Let P and Q be the points of trisection of the line segment joining the points A (1, -2) and B (-3, 4) such that P is nearer to A. Find the coordinates of P and Q.

Answer 1

Hint: P and Q are the point of trisection, this means P and Q must be dividing the line segment AB as P is closer to A thus P will be dividing the line segment AB in the ratio 1: 2 and similar point Q will be dividing the line segment AB in ratio 2: 1. Apply this concept to the section formula to get the answer.

Complete step-by-step answer:

If point C divide the line AB in the ratio (m : n) internally as shown above then according to section formula the coordinates of C are:
$x = \dfrac{{m{x_2} + n{x_1}}}{{m + n}},{\text{ y}} = \dfrac{{m{y_2} + n{y_1}}}{{m + n}}$
Now it is given P and Q be the points of trisection of the line joining the points A (2, -2) and B (-7, 4) such that P is nearer to A.
Let A = (1, -2) $ \equiv \left( {{x_1},{y_1}} \right)$ and B = (-3, 4) $ \equiv \left( {{x_2},{y_2}} \right)$
So, P and Q are points of trisection (i.e. they divide the line into three equal parts) as shown in figure 1.
So P divides the line AB in the ratio (1 : 2) internally and Q divides the line AB in the ratio (2 : 1) internally.
Let the coordinates of P be $\left( {a,b} \right)$ and the coordinates of Q be $\left( {c,d} \right)$
Therefore according to section formula the coordinates of P are,
Here the value of m = 1 and the value of n = 2.
$ \Rightarrow \left( {a,b} \right) = \left( {\dfrac{{m{x_2} + n{x_1}}}{{m + n}},{\text{ }}\dfrac{{m{y_2} + n{y_1}}}{{m + n}}} \right) = \left( {\dfrac{{1 \times \left( { - 3} \right) + 2 \times 1}}{{1 + 2}},\dfrac{{1 \times 4 + 2 \times \left( { - 2} \right)}}{{1 + 2}}} \right)$
Now simplify we have,
$ \Rightarrow \left( {a,b} \right) = \left( {\dfrac{{ - 1}}{3},\dfrac{0}{3}} \right) = \left( { - \dfrac{1}{3},0} \right)$
Now again according to section formula the coordinates of Q are,
Here the value of m = 2 and the value of n = 1.
$ \Rightarrow \left( {c,d} \right) = \left( {\dfrac{{m{x_2} + n{x_1}}}{{m + n}},{\text{ }}\dfrac{{m{y_2} + n{y_1}}}{{m + n}}} \right) = \left( {\dfrac{{2 \times \left( { - 3} \right) + 1 \times 1}}{{2 + 1}},\dfrac{{2 \times 4 + 1 \times \left( { - 2} \right)}}{{2 + 1}}} \right)$
Now simplify we have,
$ \Rightarrow \left( {c,d} \right) = \left( {\dfrac{{ - 5}}{3},\dfrac{6}{3}} \right) = \left( { - \dfrac{5}{3},2} \right)$
So these are the required coordinates of P and Q respectively.
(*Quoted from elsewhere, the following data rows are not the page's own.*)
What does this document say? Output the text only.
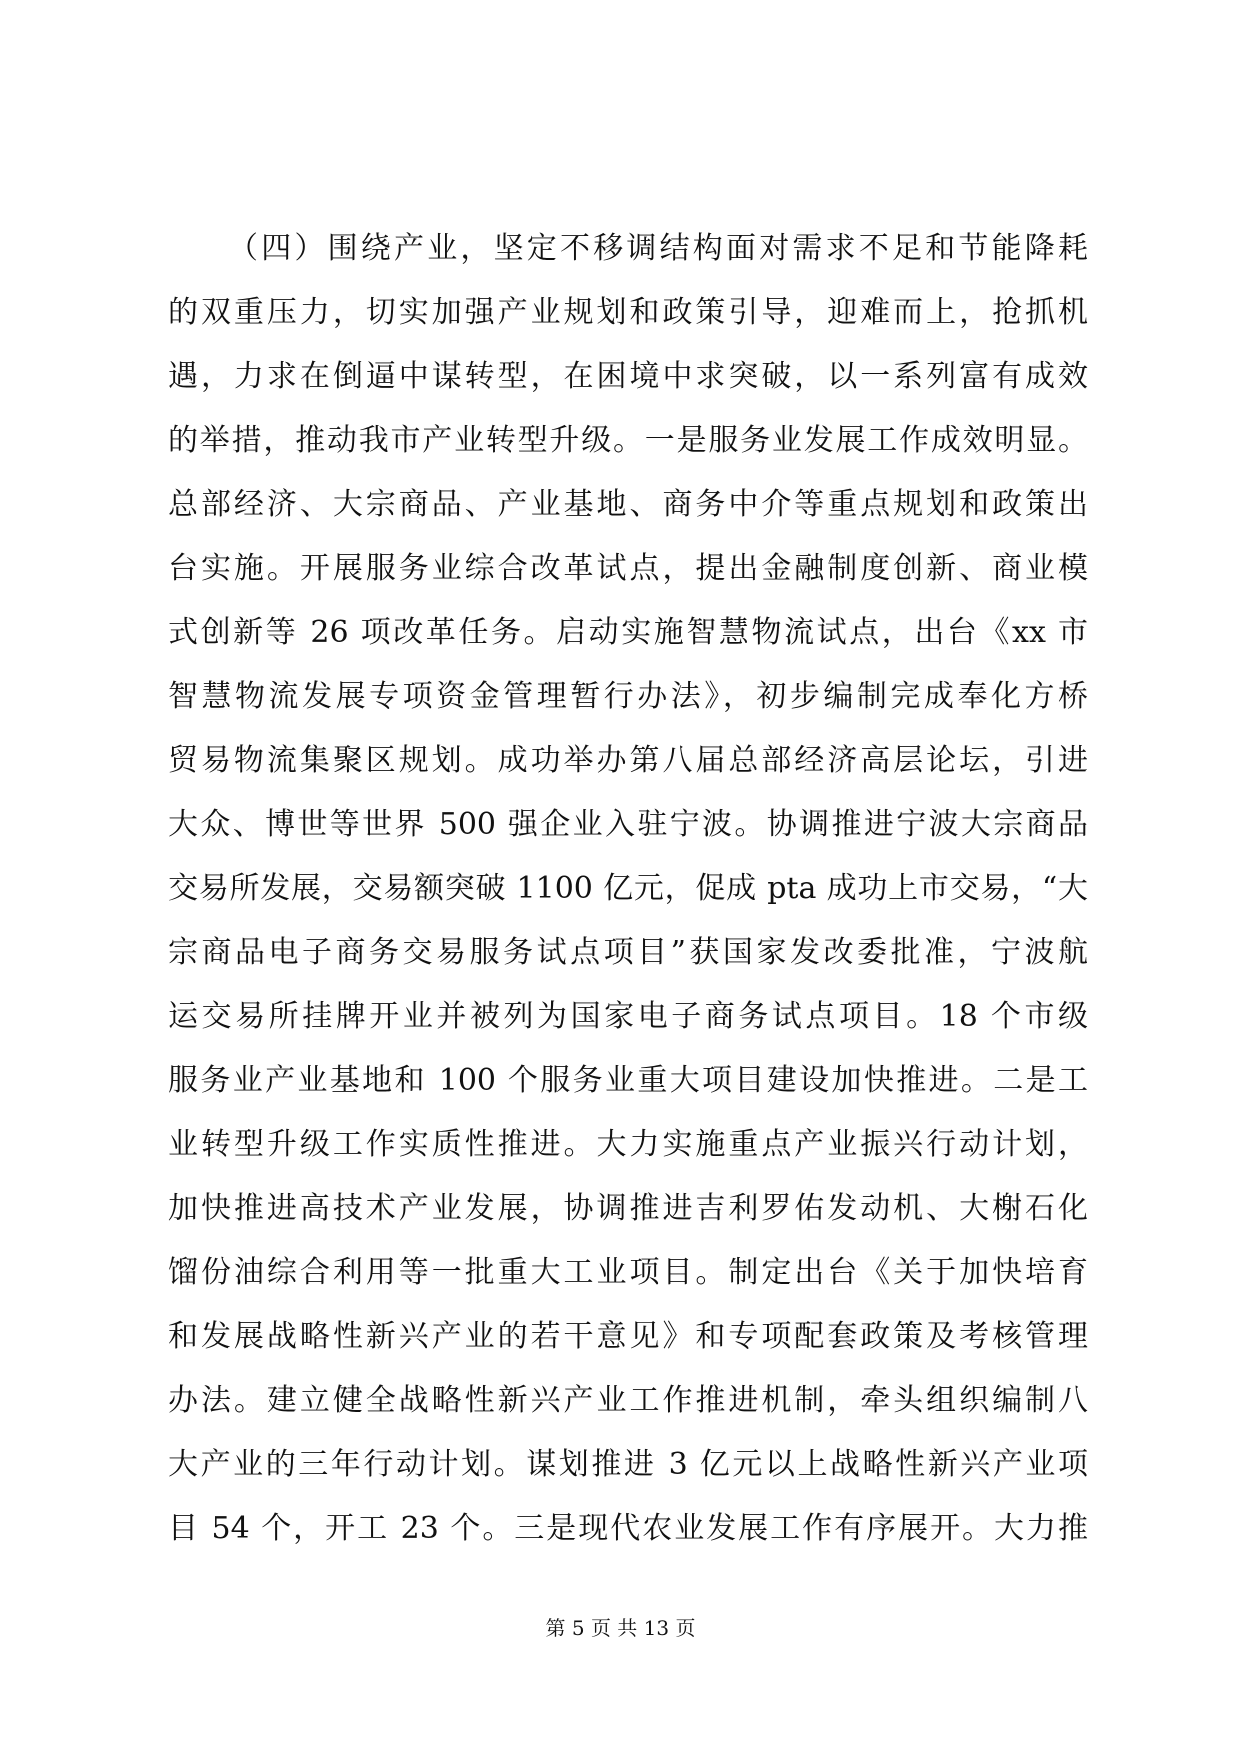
（四）围绕产业，坚定不移调结构面对需求不足和节能降耗
的双重压力，切实加强产业规划和政策引导，迎难而上，抢抓机
遇，力求在倒逼中谋转型，在困境中求突破，以一系列富有成效
的举措，推动我市产业转型升级。一是服务业发展工作成效明显。
总部经济、大宗商品、产业基地、商务中介等重点规划和政策出
台实施。开展服务业综合改革试点，提出金融制度创新、商业模
式创新等 26 项改革任务。启动实施智慧物流试点，出台《xx 市
智慧物流发展专项资金管理暂行办法》，初步编制完成奉化方桥
贸易物流集聚区规划。成功举办第八届总部经济高层论坛，引进
大众、博世等世界 500 强企业入驻宁波。协调推进宁波大宗商品
交易所发展，交易额突破 1100 亿元，促成 pta 成功上市交易，“大
宗商品电子商务交易服务试点项目”获国家发改委批准，宁波航
运交易所挂牌开业并被列为国家电子商务试点项目。18 个市级
服务业产业基地和 100 个服务业重大项目建设加快推进。二是工
业转型升级工作实质性推进。大力实施重点产业振兴行动计划，
加快推进高技术产业发展，协调推进吉利罗佑发动机、大榭石化
馏份油综合利用等一批重大工业项目。制定出台《关于加快培育
和发展战略性新兴产业的若干意见》和专项配套政策及考核管理
办法。建立健全战略性新兴产业工作推进机制，牵头组织编制八
大产业的三年行动计划。谋划推进 3 亿元以上战略性新兴产业项
目 54 个，开工 23 个。三是现代农业发展工作有序展开。大力推
第 5 页 共 13 页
Note: Whenever we face such types of questions the key concept we have to remember is that the section formula, when a point divides the line internally in the ratio (m : n) then the coordinates of that point is find according to the section formula which is stated above and the trisection of the line means that the line has three equal parts so calculate the ratio of the points P and Q which divide the line AB as above and substitute all the values in the section formula we will get the required coordinates of the points P and Q respectively.